Filmes

Crítica

Se Nada Mais der Certo | Crítica

Uma história de classe média com toques de Saltimbancos e Jules e Jim

13.08.2009, às 17H00.
Atualizada em 02.11.2016, ÀS 08H03

Há um momento singelo em Se Nada Mais der Certo, cheio de significado, que resume bem o filme: o jornalista Léo (Cauã Reymond) já está sem dinheiro há algum tempo, e as dívidas se acumulam; sobre a mesa, no apartamento, vemos uma conta de luz toda rabiscada com lápis de cor, desenhos do filho pequeno da namorada de Léo.

se nada mais der certo

se nada mais der certo

se nada mais der certo

A classe média sem norte, nesse limbo brasileiro que está entre o paternalismo dedicado às classes baixas e as regalias cedidas aos abastados, é o tema predileto até aqui do cineasta José Eduardo Belmonte, que começou a chamar a atenção do público com o seu segundo longa-metragem, A Concepção (2005). Enquanto o segundo filme dessa leva temática, Meu Mundo em Perigo (2007), permanece inédito no circuito, estreia o terceiro.

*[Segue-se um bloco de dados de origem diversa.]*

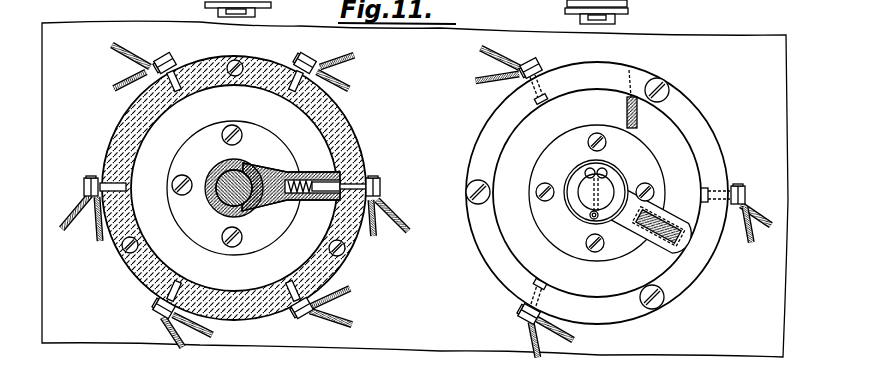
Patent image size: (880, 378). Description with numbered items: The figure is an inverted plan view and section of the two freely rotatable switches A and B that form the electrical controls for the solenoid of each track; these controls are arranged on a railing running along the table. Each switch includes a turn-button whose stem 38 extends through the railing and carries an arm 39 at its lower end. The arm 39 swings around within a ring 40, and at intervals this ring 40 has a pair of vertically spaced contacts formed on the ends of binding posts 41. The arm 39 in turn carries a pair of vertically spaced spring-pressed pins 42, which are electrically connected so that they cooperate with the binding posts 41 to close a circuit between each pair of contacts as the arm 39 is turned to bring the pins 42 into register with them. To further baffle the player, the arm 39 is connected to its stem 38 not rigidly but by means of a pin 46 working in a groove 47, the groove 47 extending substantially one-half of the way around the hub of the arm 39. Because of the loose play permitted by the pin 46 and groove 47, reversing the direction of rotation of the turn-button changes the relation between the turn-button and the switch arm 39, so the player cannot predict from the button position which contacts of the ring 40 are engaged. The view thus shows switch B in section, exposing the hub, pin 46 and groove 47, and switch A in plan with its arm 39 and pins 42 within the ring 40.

The switch A is at (695, 123).
The switch B is at (118, 126).
The stem 38 is at (236, 208).
The arm 39 is at (262, 175).
The ring 40 is at (337, 266).
The binding posts 41 is at (517, 318).
The spring-pressed pins 42 is at (320, 195).
The pin 46 is at (215, 190).
The groove 47 is at (414, 188).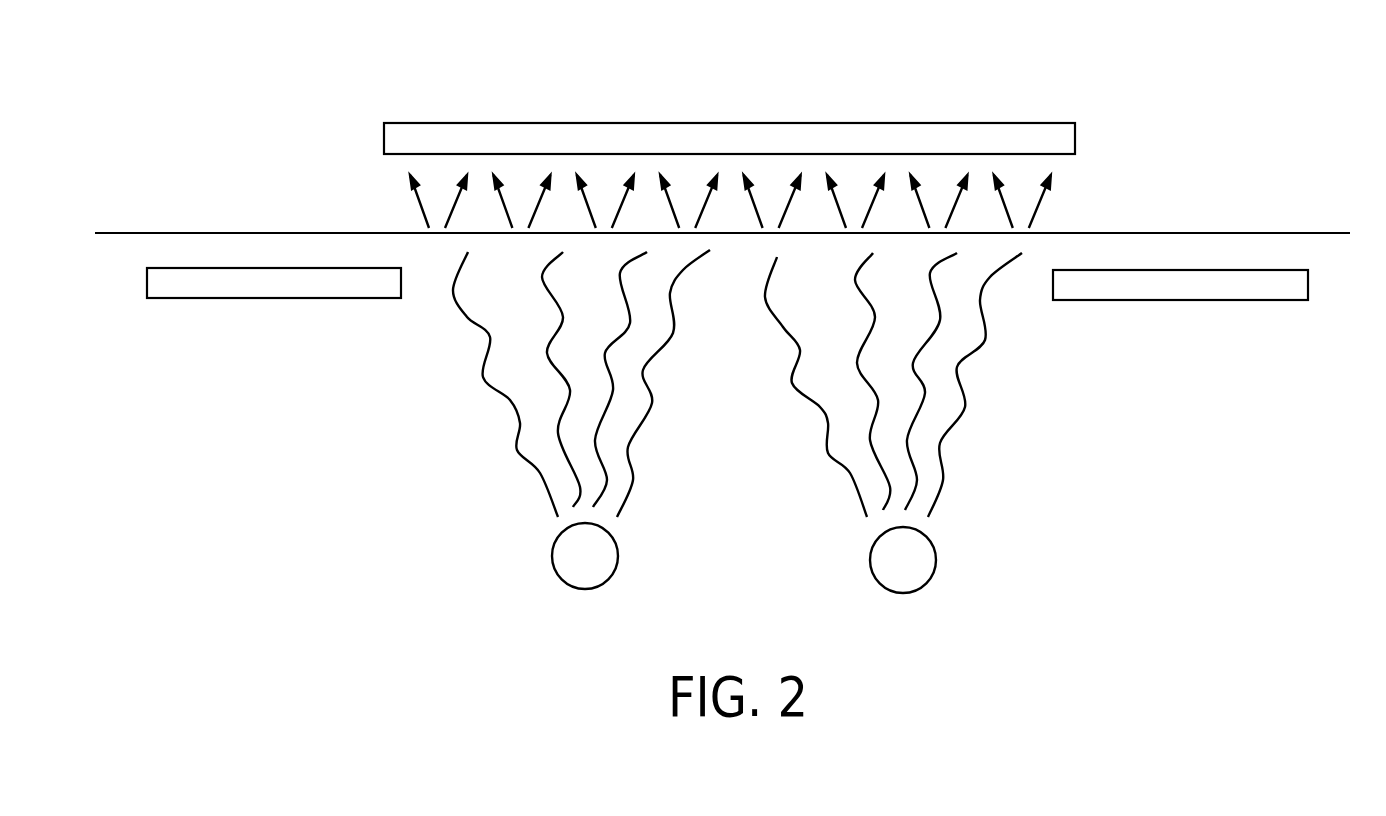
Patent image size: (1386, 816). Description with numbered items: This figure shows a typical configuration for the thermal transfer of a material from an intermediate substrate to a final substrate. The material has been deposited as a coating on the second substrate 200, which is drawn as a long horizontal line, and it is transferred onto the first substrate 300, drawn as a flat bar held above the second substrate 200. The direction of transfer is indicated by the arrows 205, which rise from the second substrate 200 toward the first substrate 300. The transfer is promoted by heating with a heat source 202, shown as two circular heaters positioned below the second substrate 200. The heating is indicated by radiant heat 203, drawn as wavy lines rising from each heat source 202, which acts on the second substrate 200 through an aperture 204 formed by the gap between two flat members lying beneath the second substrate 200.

The first substrate 300 is at (905, 120).
The second substrate 200 is at (1230, 232).
The arrows 205 is at (1037, 207).
The aperture 204 is at (1232, 300).
The radiant heat 203 is at (963, 410).
The heat source 202 is at (935, 562).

Se Nada Mais der Certo joga não só com esse contexto social, pós-despolitização (a Era do Pragmatismo de Lula e Alckmin se estende à conduta de vários personagens no decorrer do filme, afinal, 100 reais é 100 reais), mas também com uma certa herança geracional, como se a situação viesse se inflamando desde sempre.

Não por acaso, conflitos de pais e filhos pontuam a história de três pessoas que se encontram num momento de desespero: o jornalista Léo, o taxista Wilson (João Miguel), que herdou o ofício do pai, e a traficante Marcin (Caroline Abras), que, esticando um pouco o conceito, vive relação filial com o travesti Sybelle (Milhem Cortaz).

São três personagens órfãos na prática, abandonados pelo sistema à própria sorte, à espera de um milagre, e que só encontram uma identidade e uma catarse enquanto coletivo. A utilização de faixas da trilha sonora de Os Saltimbancos faz a ponte com a abertura política pós-ditadura - mais um momento nacional de esperanças frustradas - e canta com todas as letras: "todos nós no mesmo barco, não há nada pra temer".

É de uma utopia marxista tremenda, não é? Acontece que Belmonte sabe perceber os furos na teoria: como num Jules e Jim da Baixa Augusta, não dá pra negar as individualidades nesse trio-ternura. Explicar melhor esse trecho do filme seria entregar demais; o caso é que não há pragmatismo que aguente se por dentro houver uma dose curtida de rancor.

Filmando pelos bordéis hoje hypados da velha Boca do Lixo, deixando-se iluminar pelos neons em ambientes naturalmente noturnos, o diretor de fotografia André Lavenere captura bem a carência dos personagens. Mais para o final, o texto de Belmonte (coescrito com Breno Alex e Luis Carlos Pacca) leva demais a sério os diálogos em off de Léo, como se fossem algo além de filosofia de botequim, mas não é nada que vitime o filme. Há força nas imagens, seja nos close-ups em Caroline Abras (que tem os olhos tristes de uma Chloë Sevigny), seja em pequenos achados, como o álbum de figurinhas.

Se Nada Mais der Certo tem essa rara qualidade de filmes que sabem bem a carga de significados contida na escolha de suas imagens, e ao mesmo tempo não se deixam sufocar pelo esquematismo do cinema de simbolismo.